“Investigasi mendalam tentang praktik media semu dan manipulasi anggaran”
—
PELITA ACEH.co.id | Aceh, 2025 — Di balik wajah media yang nampak aktif dan profesional, tersembunyi praktik bisnis yang menyalahgunakan profesi jurnalistik. Sekelompok individu yang dulunya dikenal sebagai wartawan, kini telah bertransformasi menjadi makelar proyek, dengan media sebagai kedok untuk mengakses dana publik dan proyek pemerintah.

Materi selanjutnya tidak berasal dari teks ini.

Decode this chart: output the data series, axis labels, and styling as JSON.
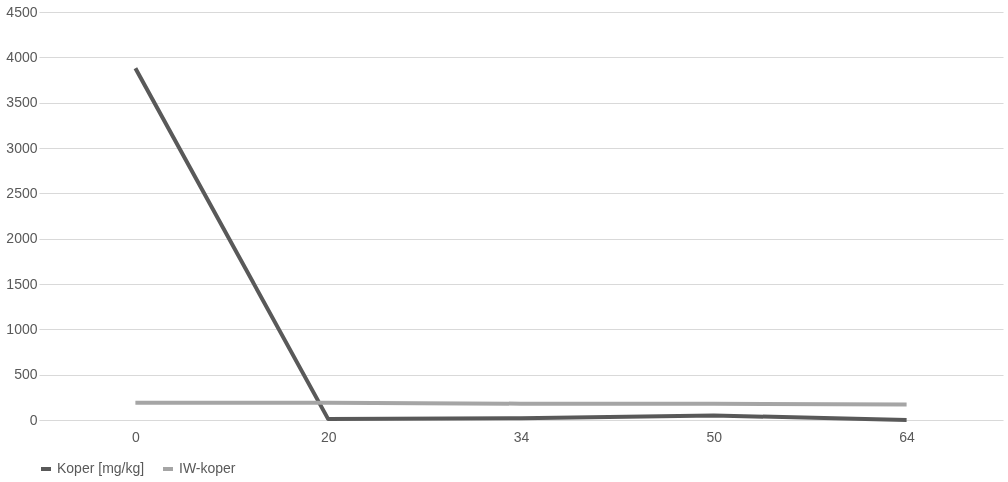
{
  "chart_data": {
    "type": "line",
    "categories": [
      "0",
      "20",
      "34",
      "50",
      "64"
    ],
    "series": [
      {
        "name": "Koper [mg/kg]",
        "color": "#595959",
        "values": [
          3880,
          10,
          20,
          50,
          0
        ]
      },
      {
        "name": "IW-koper",
        "color": "#a5a5a5",
        "values": [
          190,
          190,
          180,
          180,
          170
        ]
      }
    ],
    "ylim": [
      0,
      4500
    ],
    "yticks": [
      0,
      500,
      1000,
      1500,
      2000,
      2500,
      3000,
      3500,
      4000,
      4500
    ],
    "grid": "y",
    "legend": "bottom",
    "marker": "none",
    "line_style": "solid"
  }
}
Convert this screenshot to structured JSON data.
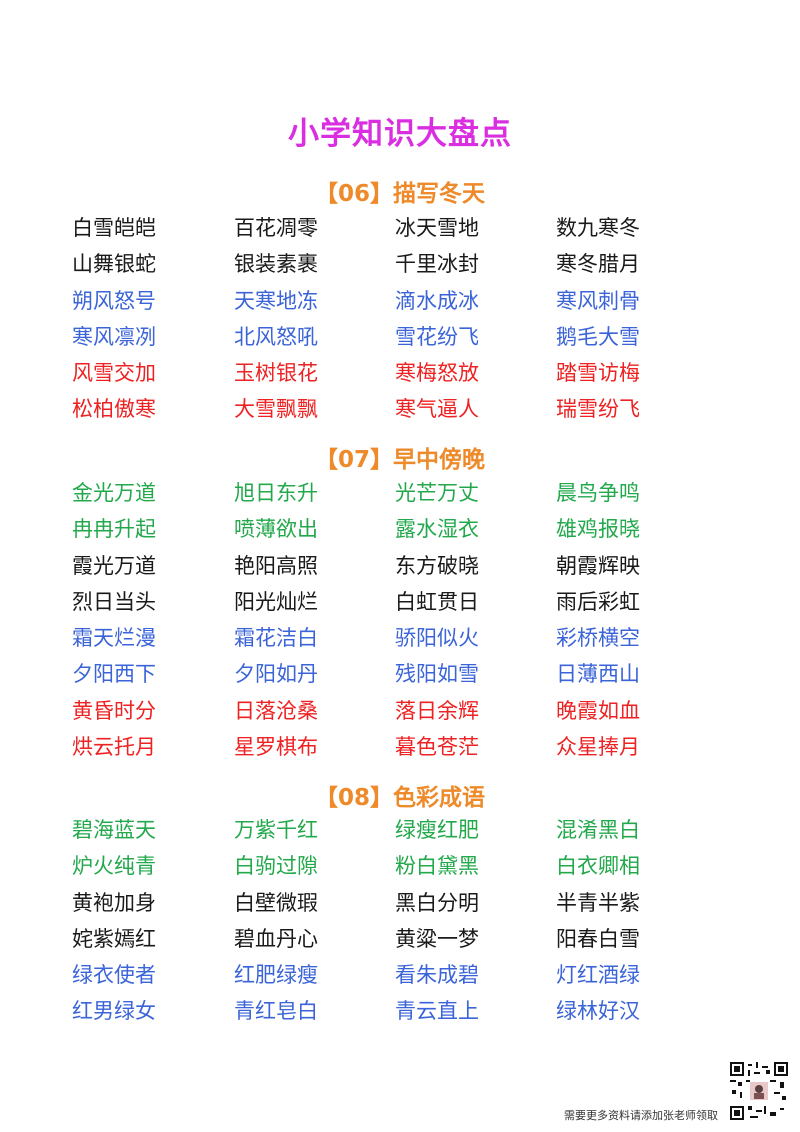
{
  "title": "小学知识大盘点",
  "colors": {
    "title": "#d92fe0",
    "section": "#ee8a2a",
    "black": "#1a1a1a",
    "blue": "#3b64d8",
    "red": "#ee2222",
    "green": "#23a84c"
  },
  "sections": [
    {
      "title": "【06】描写冬天",
      "rows": [
        {
          "color": "black",
          "items": [
            "白雪皑皑",
            "百花凋零",
            "冰天雪地",
            "数九寒冬"
          ]
        },
        {
          "color": "black",
          "items": [
            "山舞银蛇",
            "银装素裹",
            "千里冰封",
            "寒冬腊月"
          ]
        },
        {
          "color": "blue",
          "items": [
            "朔风怒号",
            "天寒地冻",
            "滴水成冰",
            "寒风刺骨"
          ]
        },
        {
          "color": "blue",
          "items": [
            "寒风凛冽",
            "北风怒吼",
            "雪花纷飞",
            "鹅毛大雪"
          ]
        },
        {
          "color": "red",
          "items": [
            "风雪交加",
            "玉树银花",
            "寒梅怒放",
            "踏雪访梅"
          ]
        },
        {
          "color": "red",
          "items": [
            "松柏傲寒",
            "大雪飘飘",
            "寒气逼人",
            "瑞雪纷飞"
          ]
        }
      ]
    },
    {
      "title": "【07】早中傍晚",
      "rows": [
        {
          "color": "green",
          "items": [
            "金光万道",
            "旭日东升",
            "光芒万丈",
            "晨鸟争鸣"
          ]
        },
        {
          "color": "green",
          "items": [
            "冉冉升起",
            "喷薄欲出",
            "露水湿衣",
            "雄鸡报晓"
          ]
        },
        {
          "color": "black",
          "items": [
            "霞光万道",
            "艳阳高照",
            "东方破晓",
            "朝霞辉映"
          ]
        },
        {
          "color": "black",
          "items": [
            "烈日当头",
            "阳光灿烂",
            "白虹贯日",
            "雨后彩虹"
          ]
        },
        {
          "color": "blue",
          "items": [
            "霜天烂漫",
            "霜花洁白",
            "骄阳似火",
            "彩桥横空"
          ]
        },
        {
          "color": "blue",
          "items": [
            "夕阳西下",
            "夕阳如丹",
            "残阳如雪",
            "日薄西山"
          ]
        },
        {
          "color": "red",
          "items": [
            "黄昏时分",
            "日落沧桑",
            "落日余辉",
            "晚霞如血"
          ]
        },
        {
          "color": "red",
          "items": [
            "烘云托月",
            "星罗棋布",
            "暮色苍茫",
            "众星捧月"
          ]
        }
      ]
    },
    {
      "title": "【08】色彩成语",
      "rows": [
        {
          "color": "green",
          "items": [
            "碧海蓝天",
            "万紫千红",
            "绿瘦红肥",
            "混淆黑白"
          ]
        },
        {
          "color": "green",
          "items": [
            "炉火纯青",
            "白驹过隙",
            "粉白黛黑",
            "白衣卿相"
          ]
        },
        {
          "color": "black",
          "items": [
            "黄袍加身",
            "白壁微瑕",
            "黑白分明",
            "半青半紫"
          ]
        },
        {
          "color": "black",
          "items": [
            "姹紫嫣红",
            "碧血丹心",
            "黄粱一梦",
            "阳春白雪"
          ]
        },
        {
          "color": "blue",
          "items": [
            "绿衣使者",
            "红肥绿瘦",
            "看朱成碧",
            "灯红酒绿"
          ]
        },
        {
          "color": "blue",
          "items": [
            "红男绿女",
            "青红皂白",
            "青云直上",
            "绿林好汉"
          ]
        }
      ]
    }
  ],
  "footer": "需要更多资料请添加张老师领取",
  "qr_icon": "qr-code-icon"
}
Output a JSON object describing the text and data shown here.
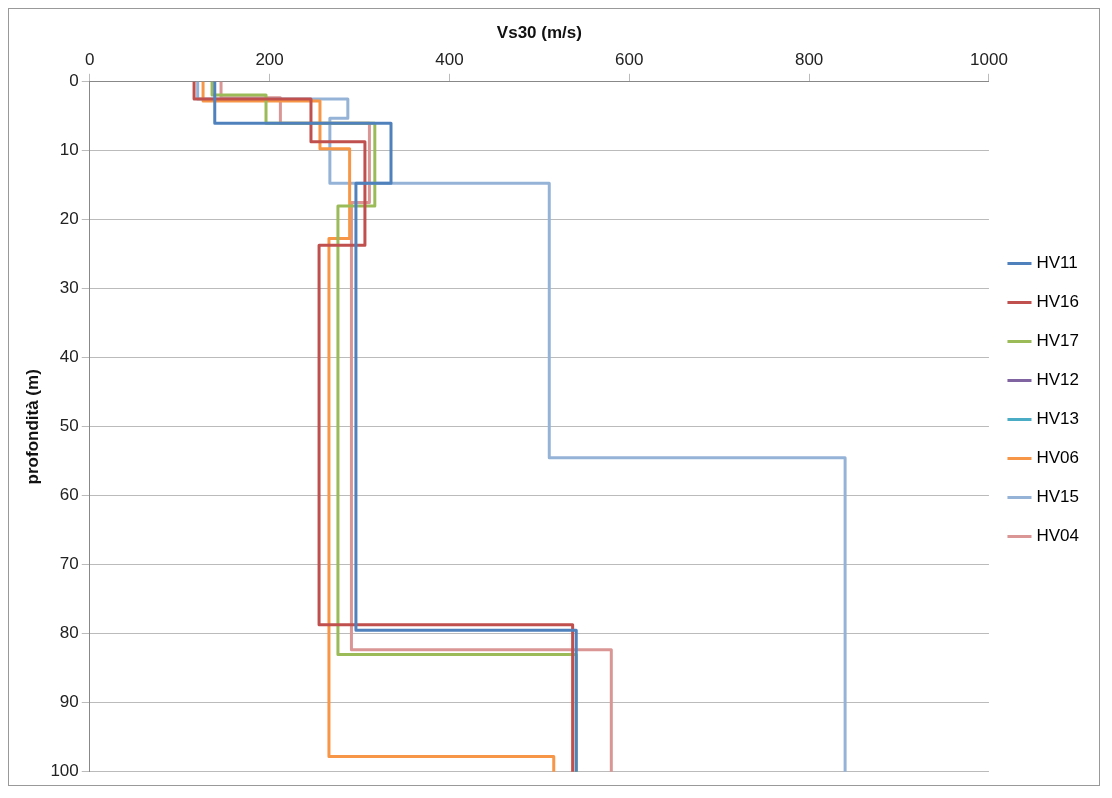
{
  "chart_data": {
    "type": "line",
    "xlabel": "Vs30 (m/s)",
    "ylabel": "profondità (m)",
    "xlim": [
      0,
      1000
    ],
    "xticks": [
      0,
      200,
      400,
      600,
      800,
      1000
    ],
    "ylim": [
      100,
      0
    ],
    "yticks": [
      0,
      10,
      20,
      30,
      40,
      50,
      60,
      70,
      80,
      90,
      100
    ],
    "grid": "y",
    "legend": "right",
    "marker": "none",
    "line_style": "solid",
    "series": [
      {
        "name": "HV11",
        "color": "#4f81bd",
        "x": [
          139,
          139,
          335,
          335,
          296,
          296,
          541,
          541
        ],
        "values": [
          0,
          6,
          6,
          14.7,
          14.7,
          79.5,
          79.5,
          100
        ]
      },
      {
        "name": "HV16",
        "color": "#c0504d",
        "x": [
          116,
          116,
          246,
          246,
          306,
          306,
          255,
          255,
          537,
          537
        ],
        "values": [
          0,
          2.5,
          2.5,
          8.7,
          8.7,
          23.7,
          23.7,
          78.7,
          78.7,
          100
        ]
      },
      {
        "name": "HV17",
        "color": "#9bbb59",
        "x": [
          136,
          136,
          196,
          196,
          317,
          317,
          276,
          276,
          541,
          541
        ],
        "values": [
          0,
          1.9,
          1.9,
          6,
          6,
          18,
          18,
          83,
          83,
          100
        ]
      },
      {
        "name": "HV12",
        "color": "#8064a2",
        "x": [
          null
        ],
        "values": [
          null
        ]
      },
      {
        "name": "HV13",
        "color": "#4bacc6",
        "x": [
          null
        ],
        "values": [
          null
        ]
      },
      {
        "name": "HV06",
        "color": "#f79646",
        "x": [
          126,
          126,
          256,
          256,
          289,
          289,
          266,
          266,
          516,
          516
        ],
        "values": [
          0,
          2.8,
          2.8,
          9.7,
          9.7,
          22.7,
          22.7,
          97.8,
          97.8,
          100
        ]
      },
      {
        "name": "HV15",
        "color": "#95b3d7",
        "x": [
          120,
          120,
          287,
          287,
          267,
          267,
          511,
          511,
          840,
          840
        ],
        "values": [
          0,
          2.5,
          2.5,
          5.3,
          5.3,
          14.7,
          14.7,
          54.5,
          54.5,
          100
        ]
      },
      {
        "name": "HV04",
        "color": "#d99694",
        "x": [
          146,
          146,
          212,
          212,
          311,
          311,
          291,
          291,
          580,
          580
        ],
        "values": [
          0,
          2.3,
          2.3,
          6,
          6,
          17.5,
          17.5,
          82.3,
          82.3,
          100
        ]
      }
    ]
  }
}
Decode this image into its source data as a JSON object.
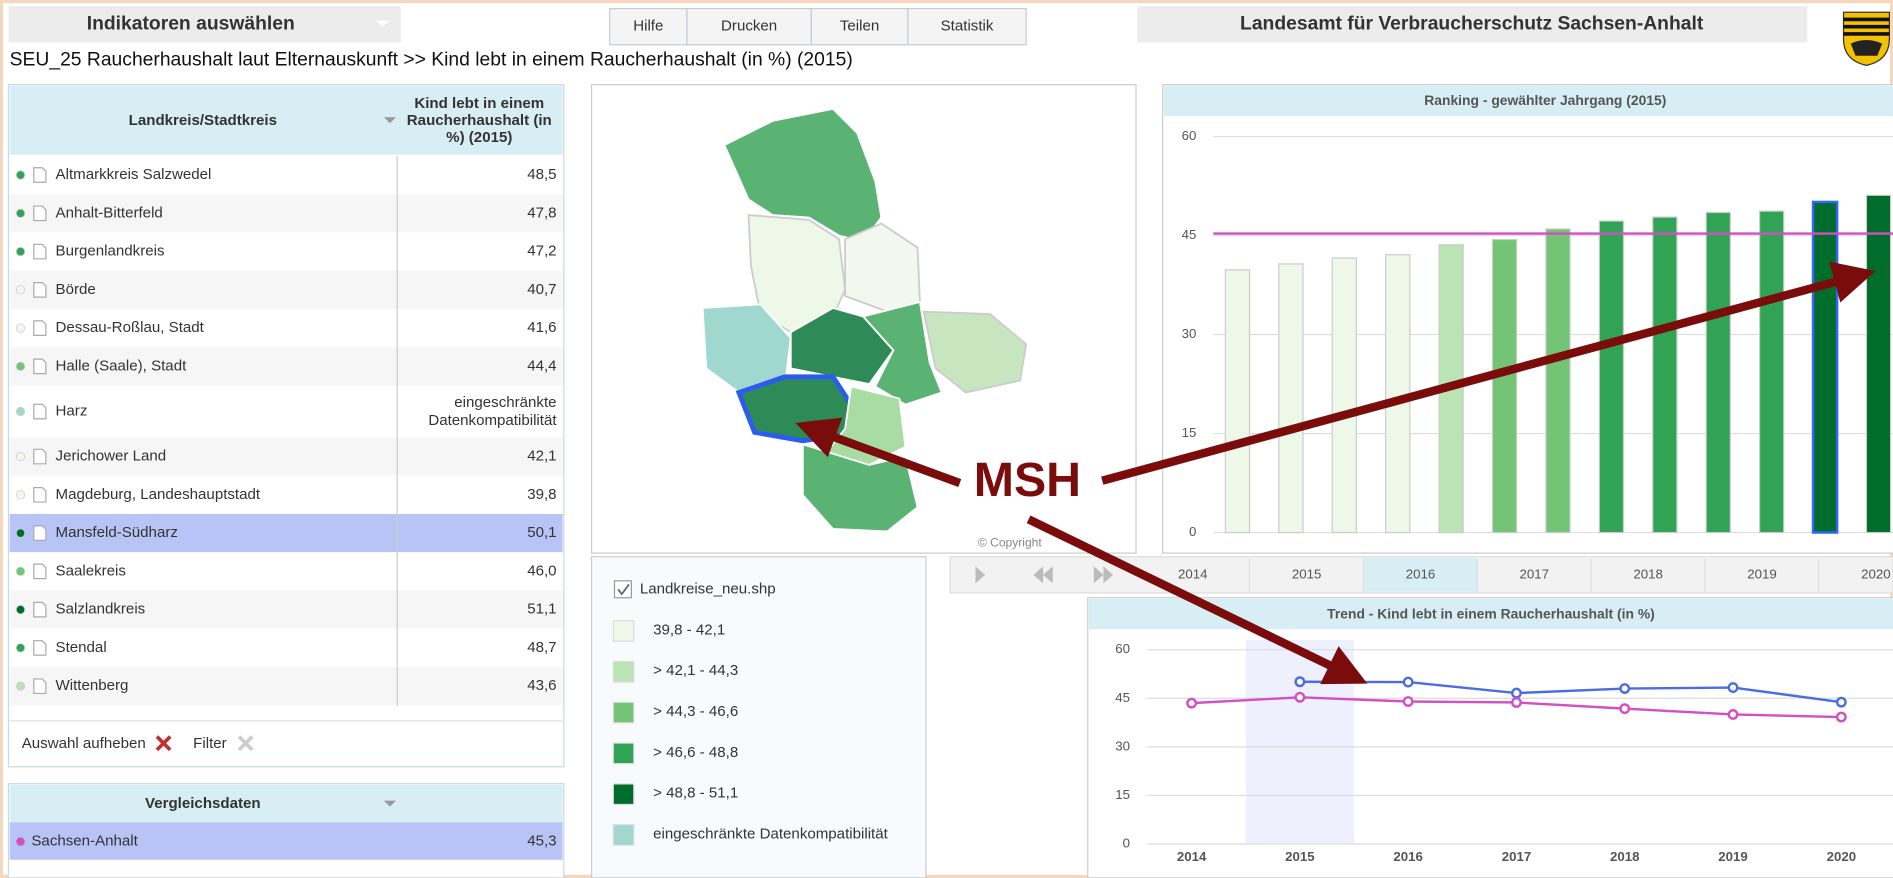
{
  "header": {
    "indicator_select": "Indikatoren auswählen",
    "buttons": [
      "Hilfe",
      "Drucken",
      "Teilen",
      "Statistik"
    ],
    "agency": "Landesamt für Verbraucherschutz Sachsen-Anhalt",
    "subtitle": "SEU_25 Raucherhaushalt laut Elternauskunft >> Kind lebt in einem Raucherhaushalt (in %) (2015)"
  },
  "table": {
    "header_name": "Landkreis/Stadtkreis",
    "header_value": [
      "Kind lebt in einem",
      "Raucherhaushalt (in",
      "%) (2015)"
    ],
    "rows": [
      {
        "name": "Altmarkkreis Salzwedel",
        "value": "48,5",
        "dot": "#31a354"
      },
      {
        "name": "Anhalt-Bitterfeld",
        "value": "47,8",
        "dot": "#31a354"
      },
      {
        "name": "Burgenlandkreis",
        "value": "47,2",
        "dot": "#31a354"
      },
      {
        "name": "Börde",
        "value": "40,7",
        "dot": "#f2f8ee"
      },
      {
        "name": "Dessau-Roßlau, Stadt",
        "value": "41,6",
        "dot": "#f2f8ee"
      },
      {
        "name": "Halle (Saale), Stadt",
        "value": "44,4",
        "dot": "#74c476"
      },
      {
        "name": "Harz",
        "value": [
          "eingeschränkte",
          "Datenkompatibilität"
        ],
        "dot": "#a0d8d0"
      },
      {
        "name": "Jerichower Land",
        "value": "42,1",
        "dot": "#f2f8ee"
      },
      {
        "name": "Magdeburg, Landeshauptstadt",
        "value": "39,8",
        "dot": "#f2f8ee"
      },
      {
        "name": "Mansfeld-Südharz",
        "value": "50,1",
        "dot": "#006d2c",
        "selected": true
      },
      {
        "name": "Saalekreis",
        "value": "46,0",
        "dot": "#74c476"
      },
      {
        "name": "Salzlandkreis",
        "value": "51,1",
        "dot": "#006d2c"
      },
      {
        "name": "Stendal",
        "value": "48,7",
        "dot": "#31a354"
      },
      {
        "name": "Wittenberg",
        "value": "43,6",
        "dot": "#bae4b3"
      }
    ],
    "clear_selection": "Auswahl aufheben",
    "filter": "Filter"
  },
  "comparison": {
    "title": "Vergleichsdaten",
    "name": "Sachsen-Anhalt",
    "value": "45,3",
    "dot": "#d24fc5"
  },
  "map": {
    "copyright": "© Copyright",
    "layer": "Landkreise_neu.shp",
    "legend": [
      {
        "label": "39,8 - 42,1",
        "color": "#edf8e9"
      },
      {
        "label": "> 42,1 - 44,3",
        "color": "#bae4b3"
      },
      {
        "label": "> 44,3 - 46,6",
        "color": "#74c476"
      },
      {
        "label": "> 46,6 - 48,8",
        "color": "#31a354"
      },
      {
        "label": "> 48,8 - 51,1",
        "color": "#006d2c"
      },
      {
        "label": "eingeschränkte Datenkompatibilität",
        "color": "#a0d8d0"
      }
    ]
  },
  "year_selector": {
    "years": [
      "2014",
      "2015",
      "2016",
      "2017",
      "2018",
      "2019",
      "2020"
    ],
    "selected": "2015"
  },
  "annotation": "MSH",
  "chart_data": [
    {
      "type": "bar",
      "title": "Ranking - gewählter  Jahrgang (2015)",
      "values": [
        39.8,
        40.7,
        41.6,
        42.1,
        43.6,
        44.4,
        46.0,
        47.2,
        47.8,
        48.5,
        48.7,
        50.1,
        51.1
      ],
      "colors": [
        "#edf8e9",
        "#edf8e9",
        "#edf8e9",
        "#edf8e9",
        "#bae4b3",
        "#74c476",
        "#74c476",
        "#31a354",
        "#31a354",
        "#31a354",
        "#31a354",
        "#006d2c",
        "#006d2c"
      ],
      "edgecolors": [
        "#cccccc",
        "#cccccc",
        "#cccccc",
        "#cccccc",
        "#cccccc",
        "#cccccc",
        "#cccccc",
        "#cccccc",
        "#cccccc",
        "#cccccc",
        "#cccccc",
        "#3366ff",
        "#cccccc"
      ],
      "reference_line": {
        "value": 45.3,
        "color": "#d24fc5"
      },
      "ylim": [
        0,
        60
      ],
      "yticks": [
        0,
        15,
        30,
        45,
        60
      ],
      "grid": true
    },
    {
      "type": "line",
      "title": "Trend  - Kind lebt in einem Raucherhaushalt (in %)",
      "categories": [
        "2014",
        "2015",
        "2016",
        "2017",
        "2018",
        "2019",
        "2020"
      ],
      "series": [
        {
          "name": "Mansfeld-Südharz",
          "color": "#4a6ee0",
          "values": [
            null,
            50.1,
            50.0,
            46.6,
            48.0,
            48.3,
            43.8
          ]
        },
        {
          "name": "Sachsen-Anhalt",
          "color": "#d24fc5",
          "values": [
            43.5,
            45.3,
            44.0,
            43.7,
            41.8,
            40.0,
            39.2
          ]
        }
      ],
      "highlight": "2015",
      "ylim": [
        0,
        60
      ],
      "yticks": [
        0,
        15,
        30,
        45,
        60
      ],
      "grid": true
    }
  ]
}
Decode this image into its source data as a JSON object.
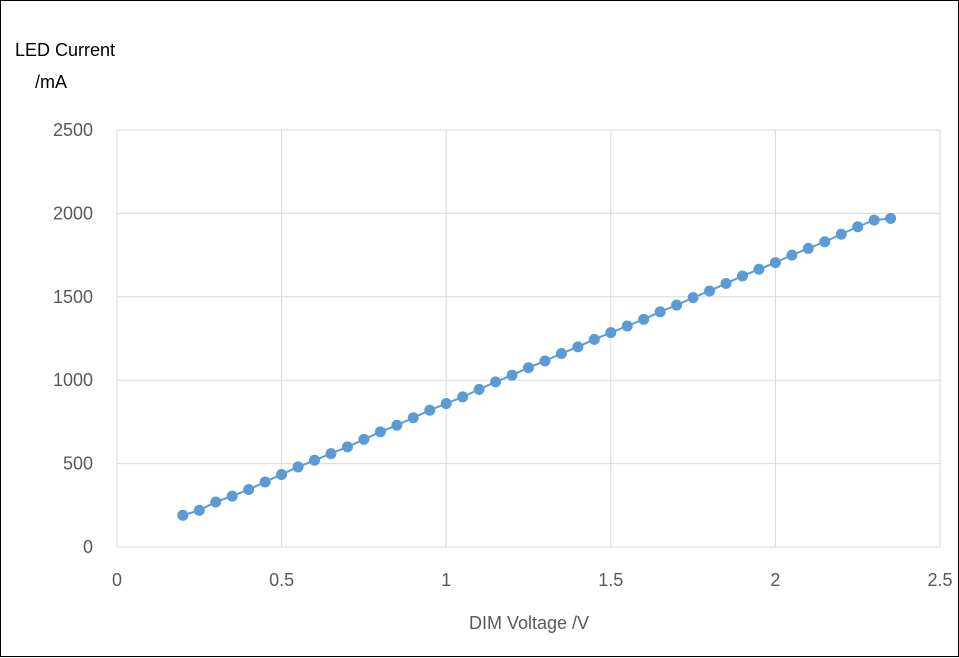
{
  "chart_data": {
    "type": "scatter",
    "title": "",
    "xlabel": "DIM Voltage /V",
    "ylabel_lines": [
      "LED Current",
      "/mA"
    ],
    "xlim": [
      0,
      2.5
    ],
    "ylim": [
      0,
      2500
    ],
    "xticks": [
      0,
      0.5,
      1,
      1.5,
      2,
      2.5
    ],
    "yticks": [
      0,
      500,
      1000,
      1500,
      2000,
      2500
    ],
    "xtick_labels": [
      "0",
      "0.5",
      "1",
      "1.5",
      "2",
      "2.5"
    ],
    "ytick_labels": [
      "0",
      "500",
      "1000",
      "1500",
      "2000",
      "2500"
    ],
    "grid": true,
    "legend": "none",
    "marker_color": "#5B9BD5",
    "line_color": "#5B9BD5",
    "series": [
      {
        "x": [
          0.2,
          0.25,
          0.3,
          0.35,
          0.4,
          0.45,
          0.5,
          0.55,
          0.6,
          0.65,
          0.7,
          0.75,
          0.8,
          0.85,
          0.9,
          0.95,
          1.0,
          1.05,
          1.1,
          1.15,
          1.2,
          1.25,
          1.3,
          1.35,
          1.4,
          1.45,
          1.5,
          1.55,
          1.6,
          1.65,
          1.7,
          1.75,
          1.8,
          1.85,
          1.9,
          1.95,
          2.0,
          2.05,
          2.1,
          2.15,
          2.2,
          2.25,
          2.3,
          2.35
        ],
        "y": [
          190,
          220,
          270,
          305,
          345,
          390,
          435,
          480,
          520,
          560,
          600,
          645,
          690,
          730,
          775,
          820,
          860,
          900,
          945,
          990,
          1030,
          1075,
          1115,
          1160,
          1200,
          1245,
          1285,
          1325,
          1365,
          1410,
          1450,
          1495,
          1535,
          1580,
          1625,
          1665,
          1705,
          1750,
          1790,
          1830,
          1875,
          1920,
          1960,
          1970
        ]
      }
    ]
  }
}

Mereka yang disebut wartawan tua keladi ini bukan hanya mengelola media, tetapi juga memanfaatkan posisi mereka untuk meraup keuntungan finansial dengan cara yang jauh dari etika jurnalistik.
—
Media Semu dan Bisnis Iklan Tertutup
Di Aceh, fenomena ini semakin marak dengan berkembangnya media berbasis digital. Dengan hanya bermodal domain web murah dan hosting tahunan, sejumlah individu yang dahulu berkecimpung dalam dunia jurnalistik membangun perusahaan pers yang hanya ada di atas kertas. Mereka mendirikan badan hukum dan menyusun struktur redaksi fiktif, namun sebenarnya media mereka lebih mirip kantor palsu, hanya untuk numpang alamat. Terkadang, alamat redaksi mereka tercatat di pelosok pedalaman atau di rumah pribadi seseorang. Keberadaan fisik kantor mereka tidak ada, dan kegiatan mereka lebih mirip upaya untuk menciptakan kesan profesional semata.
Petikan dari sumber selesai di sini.